The paper tackles the problem of learning speech representations that generalize across languages and domains by proposing UniSpeech, a unified pre-training approach combining supervised and self-supervised learning. The results show maximum relative reductions of 13.4% in phone error rate for cross-lingual tasks and 6% in word error rate for domain-shift tasks.
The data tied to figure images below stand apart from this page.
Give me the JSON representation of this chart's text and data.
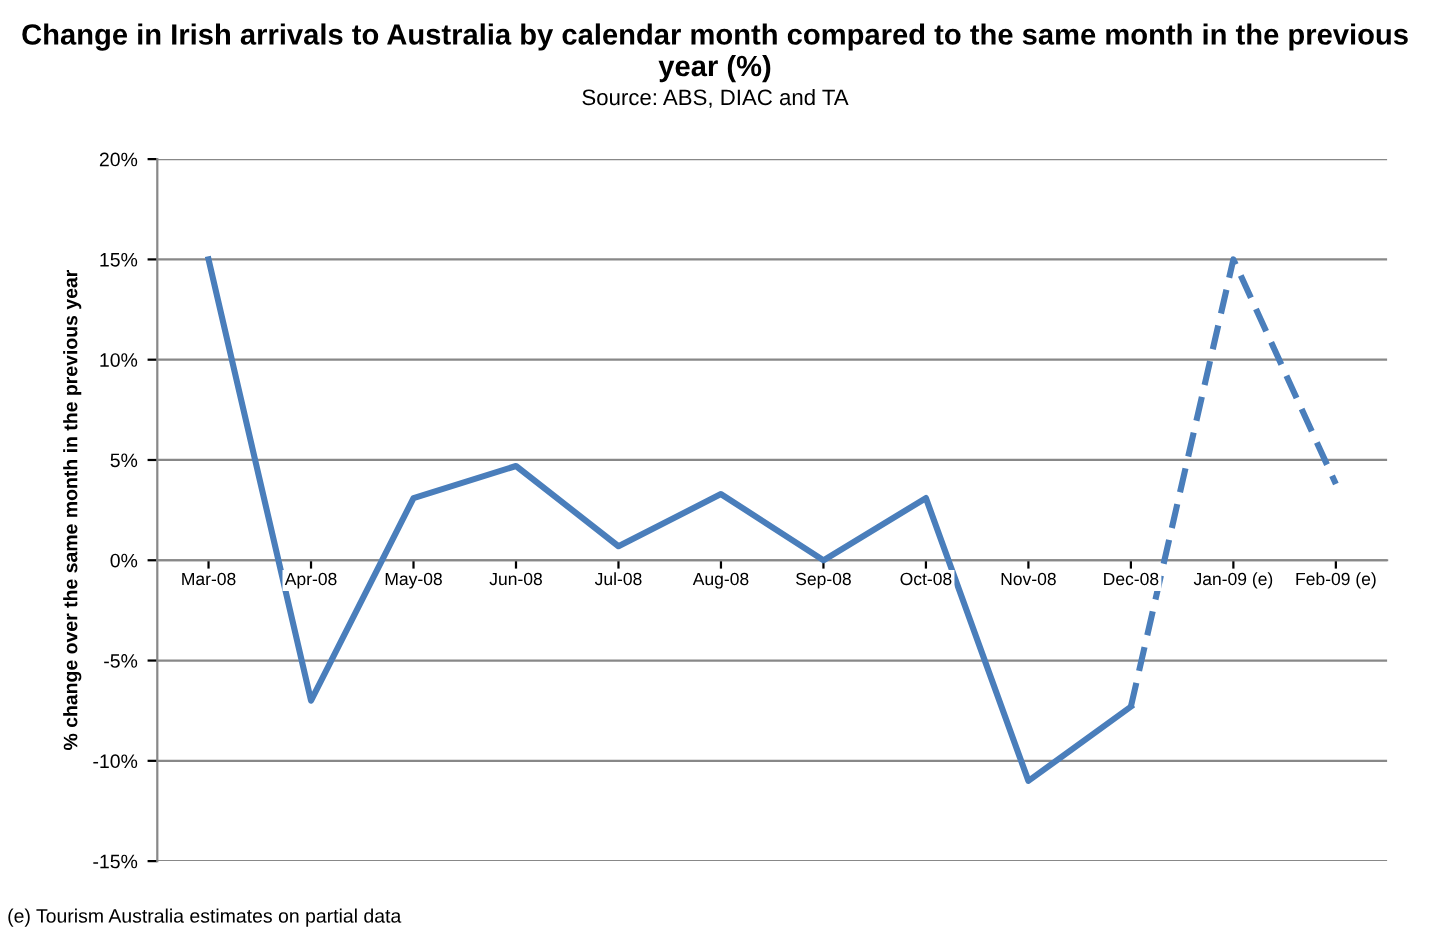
{
  "chart_data": {
    "type": "line",
    "title": "Change in Irish arrivals to Australia by calendar month compared to the same month in the previous year (%)",
    "subtitle": "Source: ABS, DIAC and TA",
    "ylabel": "% change over the same month in the previous year",
    "categories": [
      "Mar-08",
      "Apr-08",
      "May-08",
      "Jun-08",
      "Jul-08",
      "Aug-08",
      "Sep-08",
      "Oct-08",
      "Nov-08",
      "Dec-08",
      "Jan-09 (e)",
      "Feb-09 (e)"
    ],
    "series": [
      {
        "color": "#4a7ebb",
        "line_style": "solid",
        "values": [
          15,
          -7,
          3.1,
          4.7,
          0.7,
          3.3,
          0,
          3.1,
          -11,
          -7.3,
          null,
          null
        ]
      },
      {
        "color": "#4a7ebb",
        "line_style": "dashed",
        "values": [
          null,
          null,
          null,
          null,
          null,
          null,
          null,
          null,
          null,
          -7.3,
          15,
          3.8
        ]
      }
    ],
    "ylim": [
      -15,
      20
    ],
    "yticks": [
      {
        "value": -15,
        "label": "-15%"
      },
      {
        "value": -10,
        "label": "-10%"
      },
      {
        "value": -5,
        "label": "-5%"
      },
      {
        "value": 0,
        "label": "0%"
      },
      {
        "value": 5,
        "label": "5%"
      },
      {
        "value": 10,
        "label": "10%"
      },
      {
        "value": 15,
        "label": "15%"
      },
      {
        "value": 20,
        "label": "20%"
      }
    ],
    "grid": "y",
    "legend": false,
    "marker": "none",
    "annotations": [
      "(e) Tourism Australia estimates on partial data"
    ]
  }
}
In this paper, we propose a unified pre-training approach called UniSpeech to learn speech representations with both unlabeled and labeled data, in which supervised phonetic CTC learning and phonetically-aware contrastive self-supervised learning are conducted in a multi-task learning manner. The resultant representations can capture information more correlated with phonetic structures and improve the generalization across languages and domains. We evaluate the effectiveness of UniSpeech for cross-lingual representation learning on public CommonVoice corpus. The results show that UniSpeech outperforms self-supervised pretraining and supervised transfer learning for speech recognition by a maximum of 13.4% and 17.8% relative phone error rate reductions respectively (averaged over all testing languages). The transferability of UniSpeech is also demonstrated on a domain-shift speech recognition task, i.e., a relative word error rate reduction of 6% against the previous approach.